- Interactive map of Norbury Lake Provincial Park
- Location: British Columbia, Canada
- Nearest city: Cranbrook
- Coordinates: 49°32′29″N 115°29′08″W﻿ / ﻿49.54139°N 115.48556°W
- Area: 0.97 km^{2} (0.37 sq mi)
- Established: July 15, 1958
- Governing body: BC Parks

= Norbury Lake Provincial Park =

Provincial park in British Columbia, Canada

Norbury Lake Provincial Park (also known as Norbury Lake Park) is a 97-hectare (240-acre) provincial park in British Columbia, Canada.

==Geography==
Norbury Lake Park covers an area of 97 ha and is located in the East Kootenay region of British Columbia, approximately 16 km south of Fort Steele. It is situated in the Rocky Mountain Trench, with views of the Hughes Range, including The Steeples to the immediate east.

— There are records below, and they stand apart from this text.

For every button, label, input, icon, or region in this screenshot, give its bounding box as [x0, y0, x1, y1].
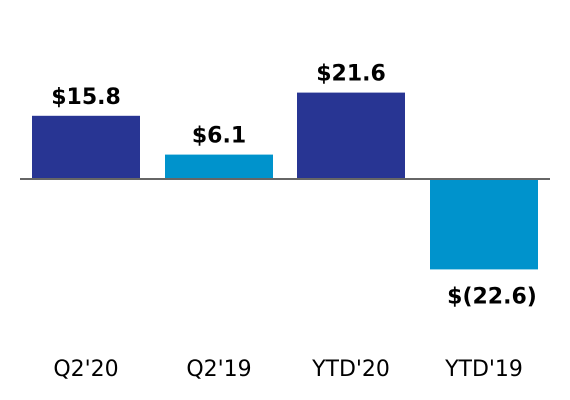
category-label-1: Q2'19 — [186, 357, 251, 382]
category-label-3: YTD'19 — [444, 357, 523, 382]
category-label-0: Q2'20 — [53, 357, 118, 382]
bars-group — [32, 92, 538, 270]
value-label-0: $15.8 — [51, 85, 121, 110]
value-label-3: $(22.6) — [447, 284, 537, 309]
labels-group: $15.8 Q2'20 $6.1 Q2'19 $21.6 YTD'20 $(22.6) YTD… — [51, 62, 537, 382]
bar-3 — [430, 179, 538, 270]
value-label-2: $21.6 — [316, 62, 386, 87]
bar-2 — [297, 92, 405, 179]
value-label-1: $6.1 — [192, 124, 246, 149]
category-label-2: YTD'20 — [311, 357, 390, 382]
bar-0 — [32, 115, 140, 179]
bar-1 — [165, 154, 273, 179]
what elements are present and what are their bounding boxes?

The park includes two lakes: Peckham's Lake in the centre of the park, and Norbury Lake, whose northernmost section falls within the park boundary. Both lakes were formerly known as Norbury Lake, in honour of F. Paget Norbury, a local resident who was a magistrate in Fort Steele in the late nineteenth century. Peckham's Lake gained its name when Norbury sold the adjoining land to the Peckham family.

==Flora and fauna==
Trees in the park include lodgepole pine, Douglas-fir, trembling aspen and western larch, with shrubs such as chokeberry, thimbleberry, willow.

Fauna in the park includes elk, bighorn sheep, deer and various squirrel species, including the Columbian ground squirrel. Peckham's Lake is known for its stock of rainbow trout.

==Facilities==
There is a campsite in the southern part of the park, which is open throughout the year, with 46 camping spots.

Norbury Lake Park is used for many recreational activities, including cycling, fishing, hiking and swimming. There is a boat launch on Peckham's Lake for non-motorised craft, such as canoes. Trails are marked through the park for hikers. There is also a picnic area.